I've learnt to be conscientious about saying "mai chu" - meaning "don't add monosodium glutamate" - when placing orders, after ending up unusually thirsty from papaya salad dinners where vendors were liberal with that white, flavour-enhancing powder.

But I can't do the same for ready-made sauces like nam phrik - the dusky paste served with mackerel - or nam jim jaew - a deep red sauce for barbecued meat. I have to take my chance.

Getting the street vendors to dispose food waste in a cleaner way is also a big challenge.

One day, after interviewing city administrators who admitted that Bangkok's waste water processing facilities could not filter all the run-off flowing from kitchen sinks to canals, I watched with horror as a street vendor poured the remnants of noodle soup from a bowl straight into a nearby drain. These oils, sauces and stray strands of noodles eventually make their way into Bangkok's network of canals, which link up to Chao Phraya River, and then the sea.

Bangkok's authorities deserve credit for trying to tackle the neglected issue of waste management. In the heat of the debate about street food last week, Tourism Minister Kobkarn Wattanavrangkul pointed out in a Facebook post that the authorities were trying to ban dish cleaning on the pavement.

Yet the same cannot be said about their attention to Khao San and Yaowarat roads, two districts frequented by tourists in the older section of the city where existing street stalls would be preserved, cleaned up and expected to "present local identity". Stalls in small side roads and private roads will also be spared the axe.

While tourism contributes to some 11 per cent of Thailand's gross domestic product, tourists have alternative places to eat. For the millions of labourers, motorcycle taxi drivers and other working class Bangkok residents, these 30-baht (S$1.20) meals are a lifeline in neighbourhoods rapidly being gentrified by upscale condominiums and designer cafes.

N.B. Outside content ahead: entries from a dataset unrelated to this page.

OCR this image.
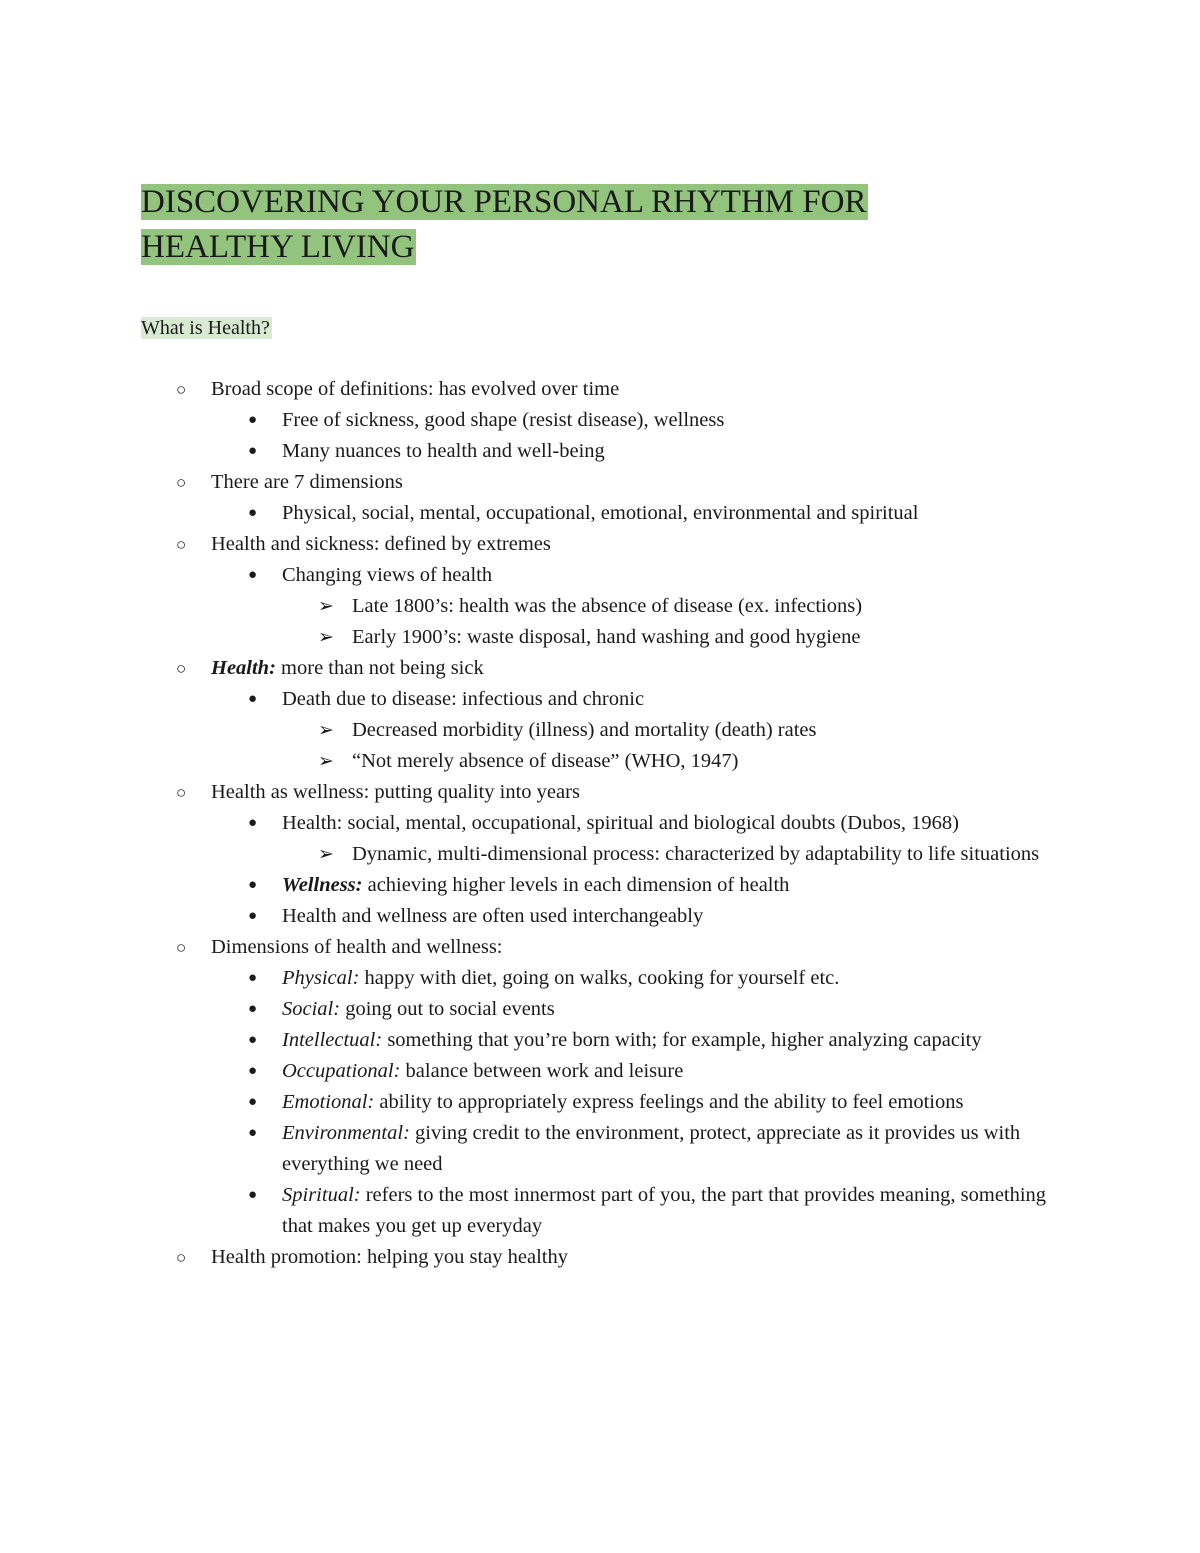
DISCOVERING YOUR PERSONAL RHYTHM FOR HEALTHY LIVING

What is Health?

○ Broad scope of definitions: has evolved over time
● Free of sickness, good shape (resist disease), wellness
● Many nuances to health and well-being
○ There are 7 dimensions
● Physical, social, mental, occupational, emotional, environmental and spiritual
○ Health and sickness: defined by extremes
● Changing views of health
➢ Late 1800’s: health was the absence of disease (ex. infections)
➢ Early 1900’s: waste disposal, hand washing and good hygiene
○ Health: more than not being sick
● Death due to disease: infectious and chronic
➢ Decreased morbidity (illness) and mortality (death) rates
➢ “Not merely absence of disease” (WHO, 1947)
○ Health as wellness: putting quality into years
● Health: social, mental, occupational, spiritual and biological doubts (Dubos, 1968)
➢ Dynamic, multi-dimensional process: characterized by adaptability to life situations
● Wellness: achieving higher levels in each dimension of health
● Health and wellness are often used interchangeably
○ Dimensions of health and wellness:
● Physical: happy with diet, going on walks, cooking for yourself etc.
● Social: going out to social events
● Intellectual: something that you’re born with; for example, higher analyzing capacity
● Occupational: balance between work and leisure
● Emotional: ability to appropriately express feelings and the ability to feel emotions
● Environmental: giving credit to the environment, protect, appreciate as it provides us with everything we need
● Spiritual: refers to the most innermost part of you, the part that provides meaning, something that makes you get up everyday
○ Health promotion: helping you stay healthy
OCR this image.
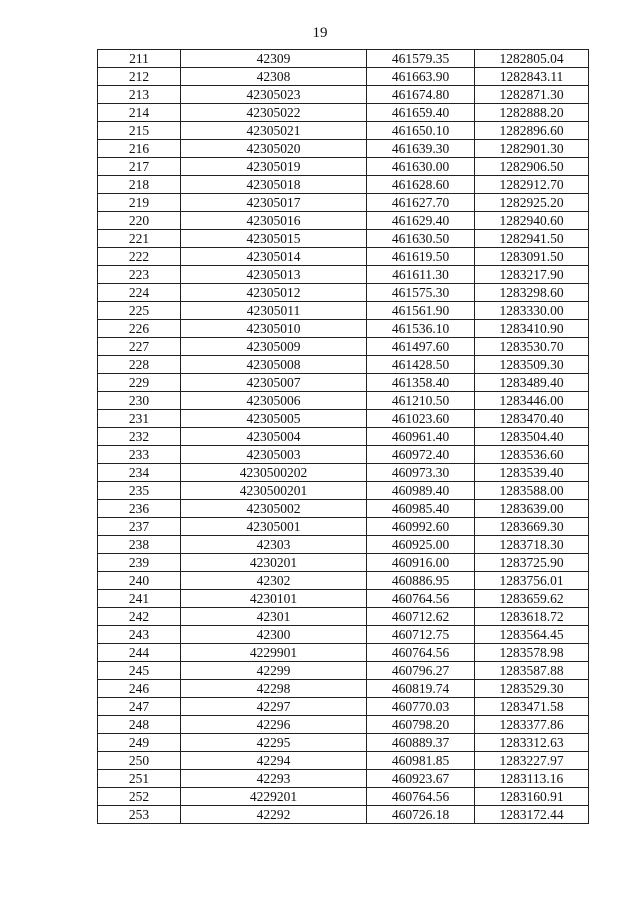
19
211	42309	461579.35	1282805.04
212	42308	461663.90	1282843.11
213	42305023	461674.80	1282871.30
214	42305022	461659.40	1282888.20
215	42305021	461650.10	1282896.60
216	42305020	461639.30	1282901.30
217	42305019	461630.00	1282906.50
218	42305018	461628.60	1282912.70
219	42305017	461627.70	1282925.20
220	42305016	461629.40	1282940.60
221	42305015	461630.50	1282941.50
222	42305014	461619.50	1283091.50
223	42305013	461611.30	1283217.90
224	42305012	461575.30	1283298.60
225	42305011	461561.90	1283330.00
226	42305010	461536.10	1283410.90
227	42305009	461497.60	1283530.70
228	42305008	461428.50	1283509.30
229	42305007	461358.40	1283489.40
230	42305006	461210.50	1283446.00
231	42305005	461023.60	1283470.40
232	42305004	460961.40	1283504.40
233	42305003	460972.40	1283536.60
234	4230500202	460973.30	1283539.40
235	4230500201	460989.40	1283588.00
236	42305002	460985.40	1283639.00
237	42305001	460992.60	1283669.30
238	42303	460925.00	1283718.30
239	4230201	460916.00	1283725.90
240	42302	460886.95	1283756.01
241	4230101	460764.56	1283659.62
242	42301	460712.62	1283618.72
243	42300	460712.75	1283564.45
244	4229901	460764.56	1283578.98
245	42299	460796.27	1283587.88
246	42298	460819.74	1283529.30
247	42297	460770.03	1283471.58
248	42296	460798.20	1283377.86
249	42295	460889.37	1283312.63
250	42294	460981.85	1283227.97
251	42293	460923.67	1283113.16
252	4229201	460764.56	1283160.91
253	42292	460726.18	1283172.44
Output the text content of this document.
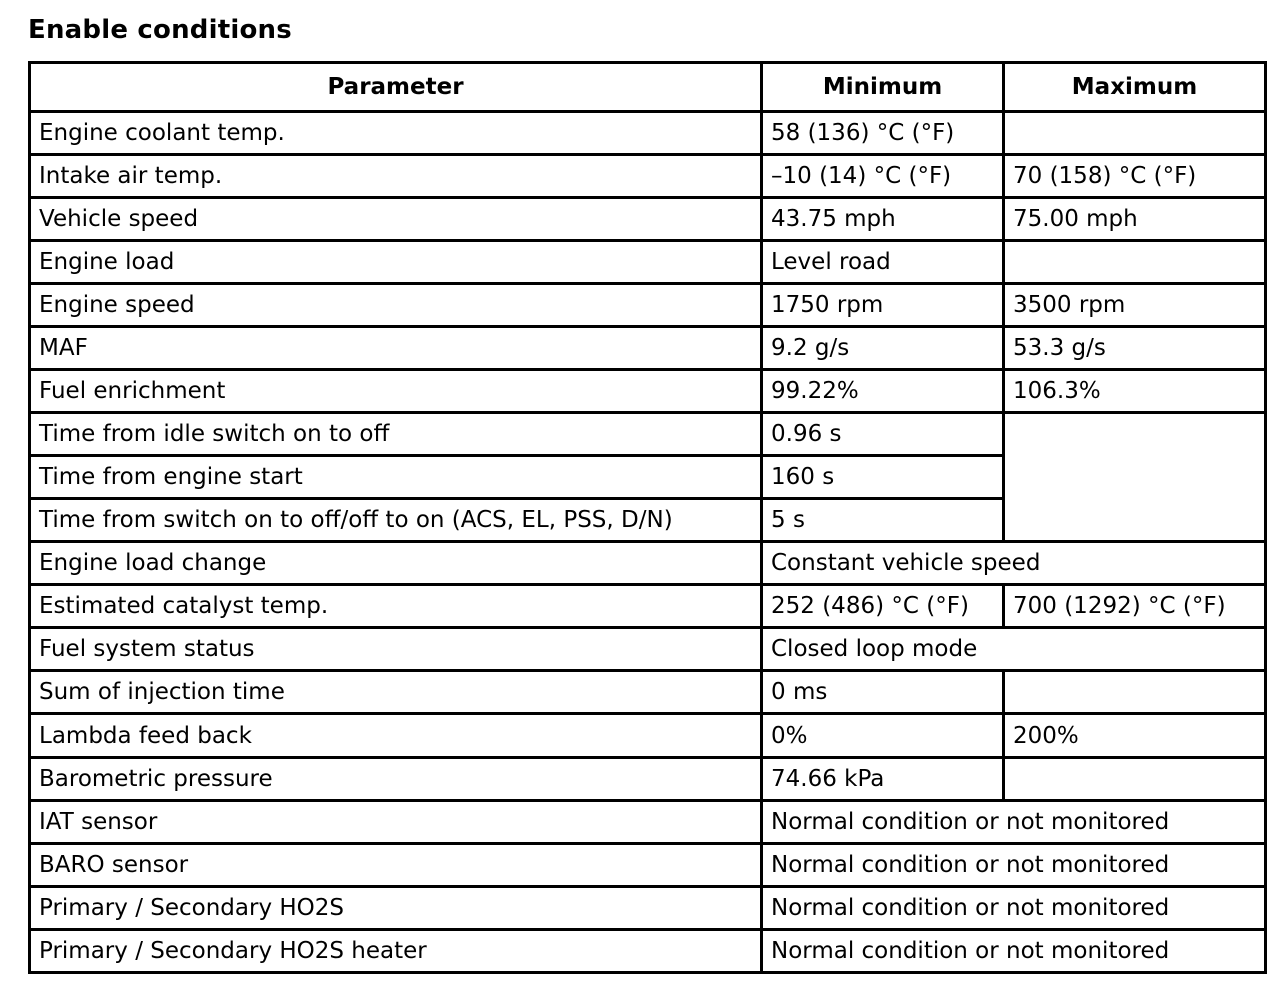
Enable conditions
Parameter	Minimum	Maximum
Engine coolant temp.	58 (136) °C (°F)	
Intake air temp.	–10 (14) °C (°F)	70 (158) °C (°F)
Vehicle speed	43.75 mph	75.00 mph
Engine load	Level road	
Engine speed	1750 rpm	3500 rpm
MAF	9.2 g/s	53.3 g/s
Fuel enrichment	99.22%	106.3%
Time from idle switch on to off	0.96 s	
Time from engine start	160 s	
Time from switch on to off/off to on (ACS, EL, PSS, D/N)	5 s	
Engine load change	Constant vehicle speed	
Estimated catalyst temp.	252 (486) °C (°F)	700 (1292) °C (°F)
Fuel system status	Closed loop mode	
Sum of injection time	0 ms	
Lambda feed back	0%	200%
Barometric pressure	74.66 kPa	
IAT sensor	Normal condition or not monitored	
BARO sensor	Normal condition or not monitored	
Primary / Secondary HO2S	Normal condition or not monitored	
Primary / Secondary HO2S heater	Normal condition or not monitored	
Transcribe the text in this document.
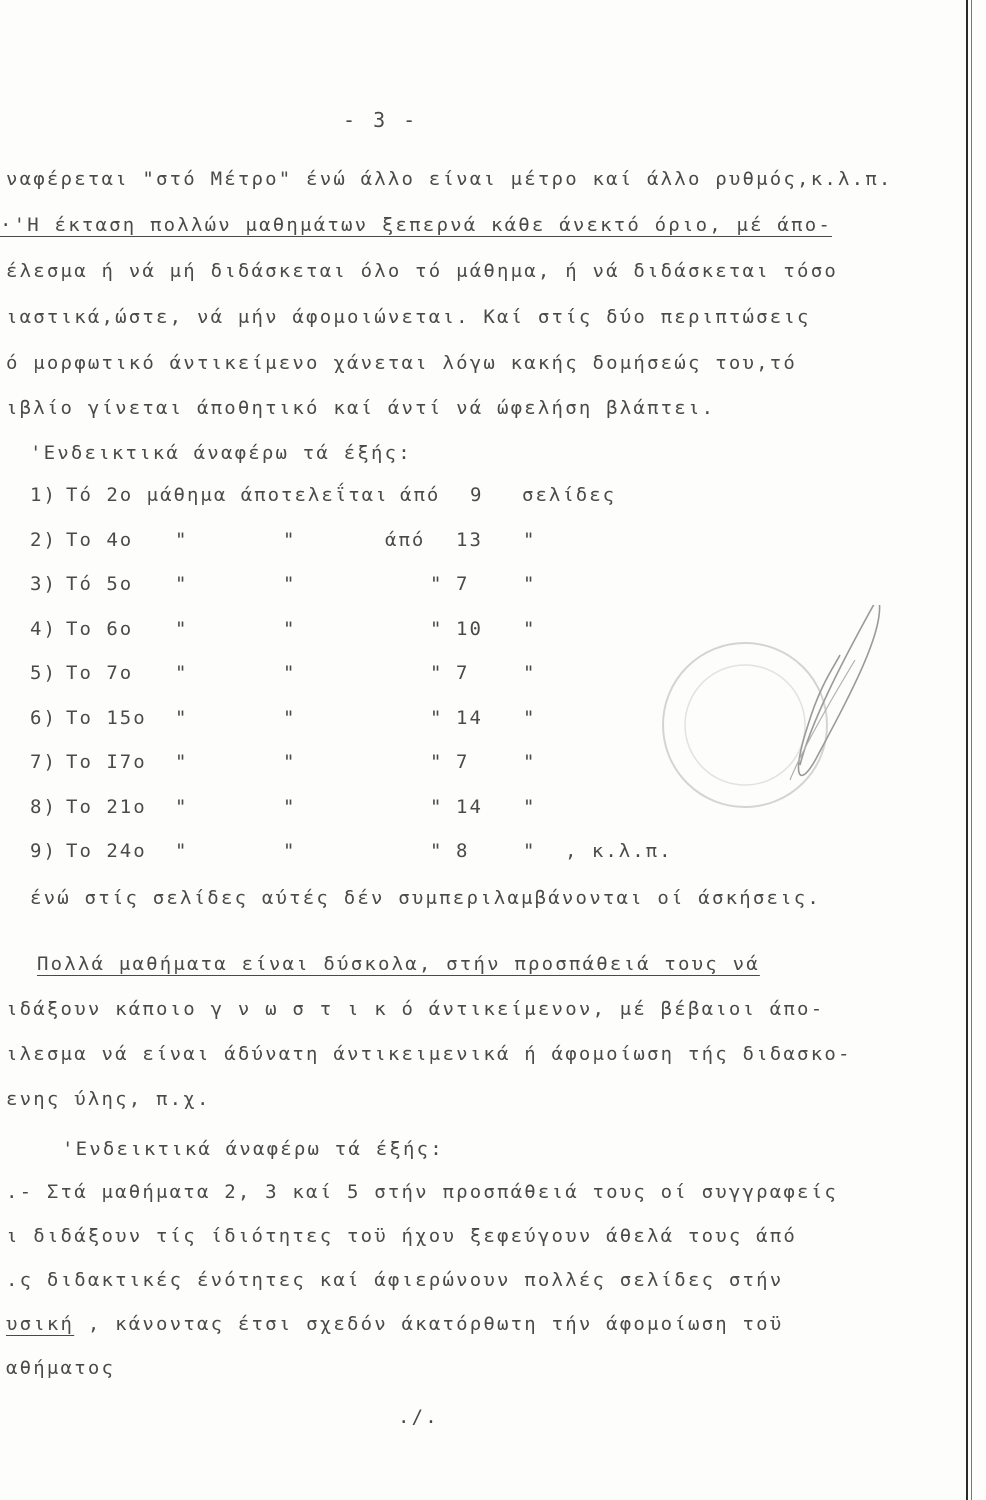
- 3 -
ναφέρεται "στό Μέτρο" ένώ άλλο είναι μέτρο καί άλλο ρυθμός,κ.λ.π.
·'Η έκταση πολλών μαθημάτων ξεπερνά κάθε άνεκτό όριο, μέ άπο-
έλεσμα ή νά μή διδάσκεται όλο τό μάθημα, ή νά διδάσκεται τόσο
ιαστικά,ώστε, νά μήν άφομοιώνεται. Καί στίς δύο περιπτώσεις
ό μορφωτικό άντικείμενο χάνεται λόγω κακής δομήσεώς του,τό
ιβλίο γίνεται άποθητικό καί άντί νά ώφελήση βλάπτει.
'Ενδεικτικά άναφέρω τά έξής:
1) Τό 2ο μάθημα άποτελεΐται άπό 9 σελίδες
2) Το 4ο "	"	άπό 13 "
3) Τό 5ο "	"	" 7	"
4) Το 6ο "	"	" 10 "
5) Το 7ο "	"	" 7	"
6) Το 15ο "	"	" 14 "
7) Το Ι7ο "	"	" 7	"
8) Το 21ο "	"	" 14 "
9) Το 24ο "	"	" 8	" , κ.λ.π.
ένώ στίς σελίδες αύτές δέν συμπεριλαμβάνονται οί άσκήσεις.
Πολλά μαθήματα είναι δύσκολα, στήν προσπάθειά τους νά
ιδάξουν κάποιο γ ν ω σ τ ι κ ό άντικείμενον, μέ βέβαιοι άπο-
ιλεσμα νά είναι άδύνατη άντικειμενικά ή άφομοίωση τής διδασκο-
ενης ύλης, π.χ.
'Ενδεικτικά άναφέρω τά έξής:
.- Στά μαθήματα 2, 3 καί 5 στήν προσπάθειά τους οί συγγραφείς
ι διδάξουν τίς ίδιότητες τοϋ ήχου ξεφεύγουν άθελά τους άπό
.ς διδακτικές ένότητες καί άφιερώνουν πολλές σελίδες στήν
υσική , κάνοντας έτσι σχεδόν άκατόρθωτη τήν άφομοίωση τοϋ
αθήματος
./.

Locally, the debate about Bangkok's street food has been emotive because it is tightly interwoven with class politics. Those who do not need to eat at these street stalls are the most offended when vendors use up so much space that they force pedestrians off the pavements, and get the most worked up when these stalls slow traffic by hogging half a lane in narrow sois or side roads.

I once asked a particularly annoyed professor: "If these stalls go, where will people go for food?"

"They can go somewhere else!" she replied.

Critics of the ruling military government see the street food clearance as a manifestation of its obsession with order. They cite it as proof that Thailand's ruling generals, installed after a coup that overthrew an elected government in 2014, prioritise the interests of the Kingdom's urban elites.

Yet to completely undo the street clearance plan would be counter-productive. However controversial, it has stirred an important conversation about Bangkok's urbanscape, much like what is happening in the cities of Yangon and Ho Chi Minh City.

Street food can be a showcase of culinary culture. But street food is prized also because it is cheap and accessible. Bangkok's administrators, while broaching hygiene, traffic and environmental issues, have so far not been able to address the question of where the average person can now go to in his immediate neighbourhood for fresh, cheap meals.

Bangkok needs to create a larger-scale solution, not a caricatured version just for tourists.

On days when work hauls me out of bed in the wee hours, I take comfort at the sight of the regular vendor in my soi quietly kneading dough for patongo, or dough fritters, by his cart in the dark.

Perhaps, with a little forethought, innovation and compromise from both city officials and street vendors, he can get to stay.